My football team scores a goal and wins the tournament. I am thrilled and the "my" stands erupt in celebration. Look at you losers on the other side we just whipped your arses. People filing out of the stands on the other side unhappy and wanting to go home and not show they are unhappy. While we on "my" side want everyone to know we are thrilled. That is 20,000 people on one side jubilant and 20,000 people on the other crushed. I'm drunk, I am definitely not doing any deep analysis of the structure of experience and reality. You over there are the losers we over here are the winners. Two sides, we are the champions. And I really believe we are the champions, all of us, in our matching team strips are the champions. The more I attach to this team the more solid it will be that I am a champion.
The niggling belief is that things are this way proves that I am a champion. I say niggling cos it doesn't quite add up. Look I argue there are two sides in a game of football, and one side just won, so I am a champion its a fact. Its the way it is...
but remember "it has to be some way."
This means that just because the world is some way does not prove anything. It has to be some way else it would not be at all.
It's like having a box of fruit from the market that is all apples. You ask someone if they want a fruit and when you given them an apple you say are so you like apples. Not necessarily, they wanted a fruit and to execute that wish you had to give them some type of fruit else they would have no fruit. Just because the world is some way does not mean it proves anything.

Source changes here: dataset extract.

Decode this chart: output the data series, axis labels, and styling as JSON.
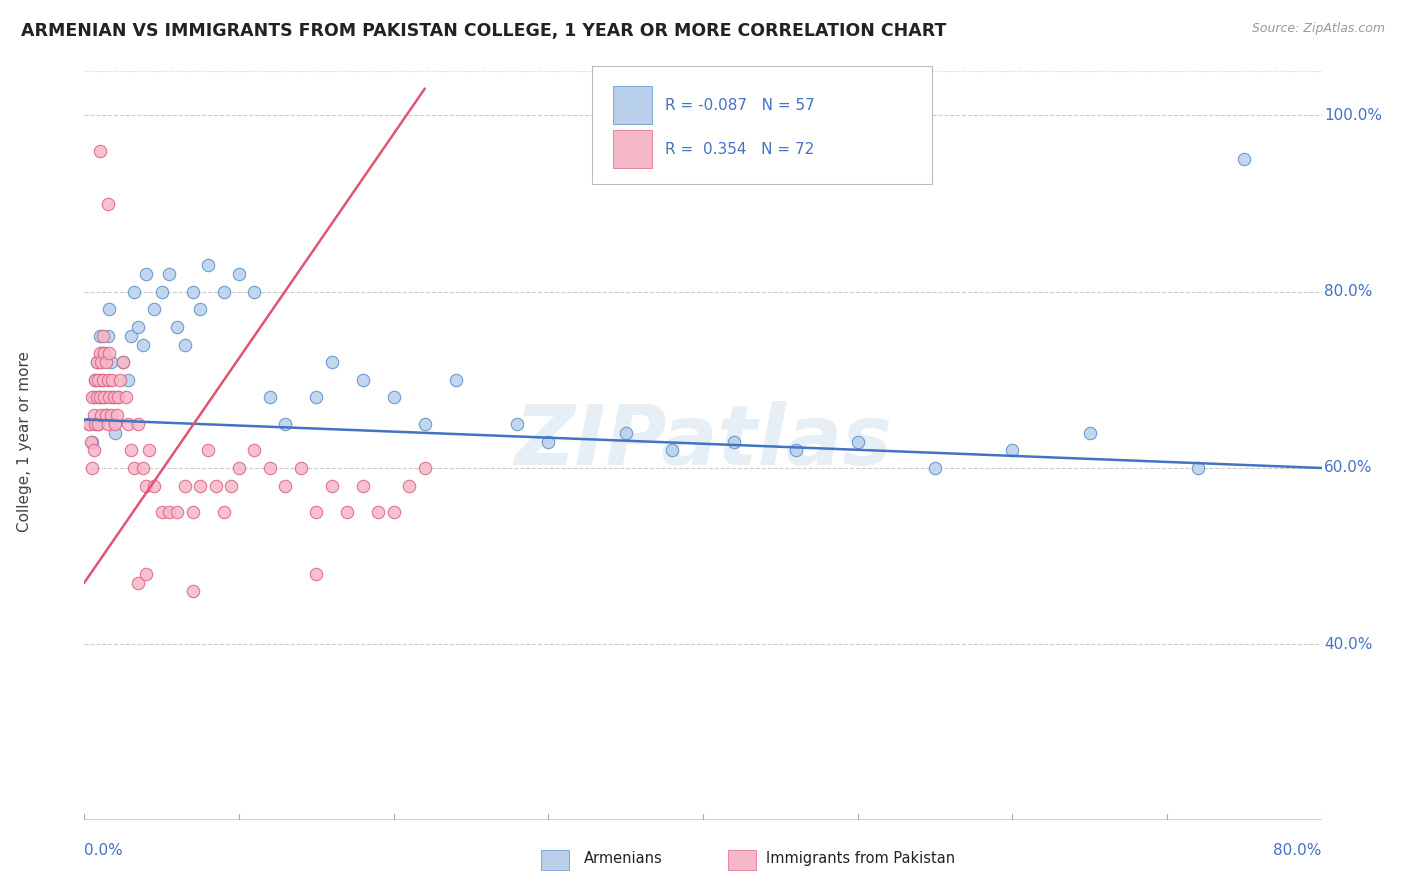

So the fact that things appear to be on sides with either football supporters sitting opposite one another, or conscious experience being private does not prove that there is anyone in there actually on a side!
It is this possibility to see the whole of existence as it is without choosing a self to be on a side that is enlightenment.
Once we stop choosing a self, we can have a totally private experience--because that is what a particular brain does--without it being mine and there being a separate someone inside here on my side experiencing it.